Enbridge wants to see Nessel v Enbridge heard in the U.S. District Court for the Western District of Michigan, and to be ruled on by the same judge dealing with the company’s separate federal lawsuit that seeks to firmly establish a federal agency, not Michigan, as the sole regulatory power over Line 5.
“The consolidation in the same court of the attorney general’s case with Enbridge’s pending federal case challenging the right of State officials to close Line 5 will allow a single judge to rule on the closely related issues in these two cases. Enbridge looks forward to a prompt resolution of both cases,” spokesperson Ryan Duffy said Wednesday evening.
If the company is successful, Attorney General Dana Nessel will have exhausted her attempts to shut down the Line 5 oil pipeline within the confines of a state court — a jurisdiction which is considered significantly more favorable for her and Gov. Gretchen Whitmer than a federal court would be.
Enbridge filed a motion Wednesday to move the Nessel v Enbridge lawsuit to federal court and out of the hands of the Ingham County circuit court it has been in since the AG filed the challenge in June 2019.

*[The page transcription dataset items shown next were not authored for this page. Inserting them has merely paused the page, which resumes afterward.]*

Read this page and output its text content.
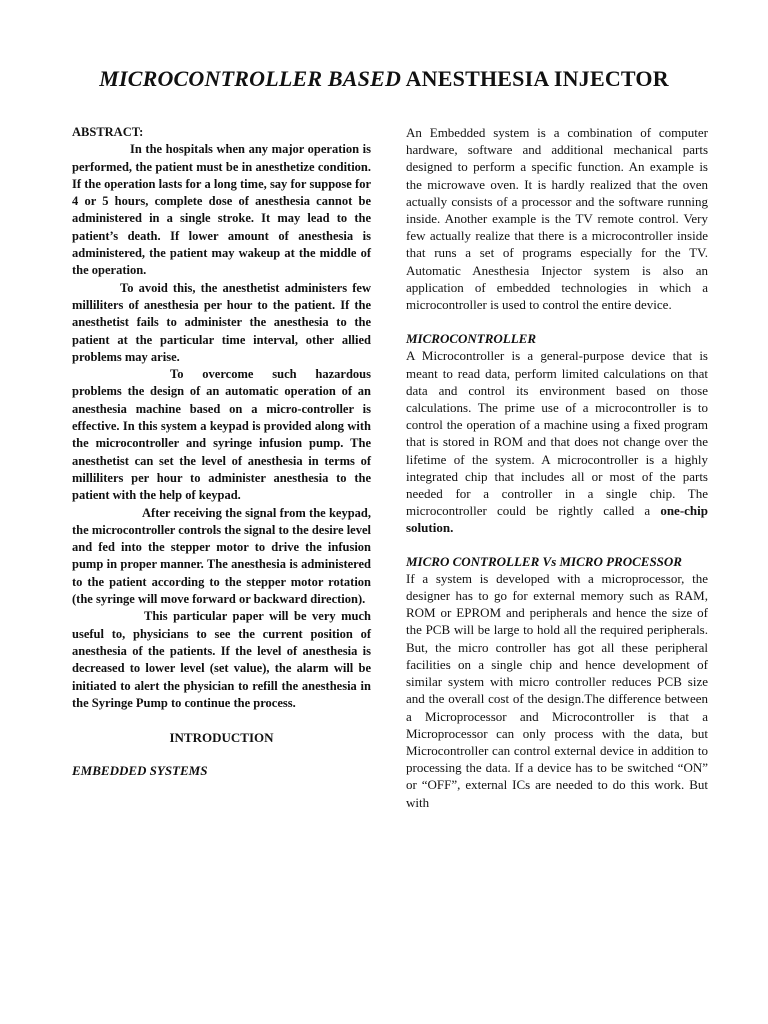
MICROCONTROLLER BASED ANESTHESIA INJECTOR

ABSTRACT:

In the hospitals when any major operation is performed, the patient must be in anesthetize condition. If the operation lasts for a long time, say for suppose for 4 or 5 hours, complete dose of anesthesia cannot be administered in a single stroke. It may lead to the patient’s death. If lower amount of anesthesia is administered, the patient may wakeup at the middle of the operation.

To avoid this, the anesthetist administers few milliliters of anesthesia per hour to the patient. If the anesthetist fails to administer the anesthesia to the patient at the particular time interval, other allied problems may arise.

To overcome such hazardous problems the design of an automatic operation of an anesthesia machine based on a micro-controller is effective. In this system a keypad is provided along with the microcontroller and syringe infusion pump. The anesthetist can set the level of anesthesia in terms of milliliters per hour to administer anesthesia to the patient with the help of keypad.

After receiving the signal from the keypad, the microcontroller controls the signal to the desire level and fed into the stepper motor to drive the infusion pump in proper manner. The anesthesia is administered to the patient according to the stepper motor rotation (the syringe will move forward or backward direction).

This particular paper will be very much useful to, physicians to see the current position of anesthesia of the patients. If the level of anesthesia is decreased to lower level (set value), the alarm will be initiated to alert the physician to refill the anesthesia in the Syringe Pump to continue the process.

INTRODUCTION

EMBEDDED SYSTEMS

An Embedded system is a combination of computer hardware, software and additional mechanical parts designed to perform a specific function. An example is the microwave oven. It is hardly realized that the oven actually consists of a processor and the software running inside. Another example is the TV remote control. Very few actually realize that there is a microcontroller inside that runs a set of programs especially for the TV. Automatic Anesthesia Injector system is also an application of embedded technologies in which a microcontroller is used to control the entire device.

MICROCONTROLLER

A Microcontroller is a general-purpose device that is meant to read data, perform limited calculations on that data and control its environment based on those calculations. The prime use of a microcontroller is to control the operation of a machine using a fixed program that is stored in ROM and that does not change over the lifetime of the system. A microcontroller is a highly integrated chip that includes all or most of the parts needed for a controller in a single chip. The microcontroller could be rightly called a one-chip solution.

MICRO CONTROLLER Vs MICRO PROCESSOR

If a system is developed with a microprocessor, the designer has to go for external memory such as RAM, ROM or EPROM and peripherals and hence the size of the PCB will be large to hold all the required peripherals. But, the micro controller has got all these peripheral facilities on a single chip and hence development of similar system with micro controller reduces PCB size and the overall cost of the design.The difference between a Microprocessor and Microcontroller is that a Microprocessor can only process with the data, but Microcontroller can control external device in addition to processing the data. If a device has to be switched “ON” or “OFF”, external ICs are needed to do this work. But with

Whitmer and Nessel strategically dropped Whitmer v Enbridge last month, a newer shutdown lawsuit from the Democratic governor, after Enbridge successfully removed it to federal court. The strategy was to dismiss the federal case Whitmer likely couldn’t win, while instead putting the state’s bets on Nessel’s 2019 lawsuit in Ingham County.

Enbridge now threatens to evade that strategy with Wednesday’s motion for removal.
“This is an outrageous maneuver by Enbridge that flies in the face of federal law, which clearly establishes the process to remove a suit must be initiated within 30 days,” Nessel said in response to Wednesday’s filing. “We will address this flagrant attempt to undermine that process in court and remain fervently committed to our belief that the fate of Michigan’s greatest natural resources should be determined in a Michigan court.
“Our residents deserve more than a company who seeks to profit from our natural resources while at the same time attempting to evade legal review of their actions by our state’s courts,” Nessel wrote.
According to the American Bar Association, a defendant has 30 days from the time a case is served to remove it to federal court. If the case becomes removable later — i.e. the plaintiff adds new claims, more defendants join and/or the case increases the amount in controversy — there is typically a 30-day deadline from the date of the operative event that makes it removable.
But in many situations, a defendant cannot remove a case if more than one year has elapsed since the lawsuit was first filed.
Nessel originally filed Nessel v Enbridge on June 27, 2019. It has been dormant since last winter as Whitmer fought a separate legal battle to shut down Line 5, but was scheduled to pick back up with a status conference slated for Jan. 7.
“Enbridge’s only legal tactic appears to be delay, and more delay,” said Beth Wallace, Great Lakes campaign manager for the National Wildlife Federation (NWF) on Thursday. “This latest desperate ploy is over a year too late and is designed to waste time, keeping the Great Lakes at risk while spending millions to mislead the public.”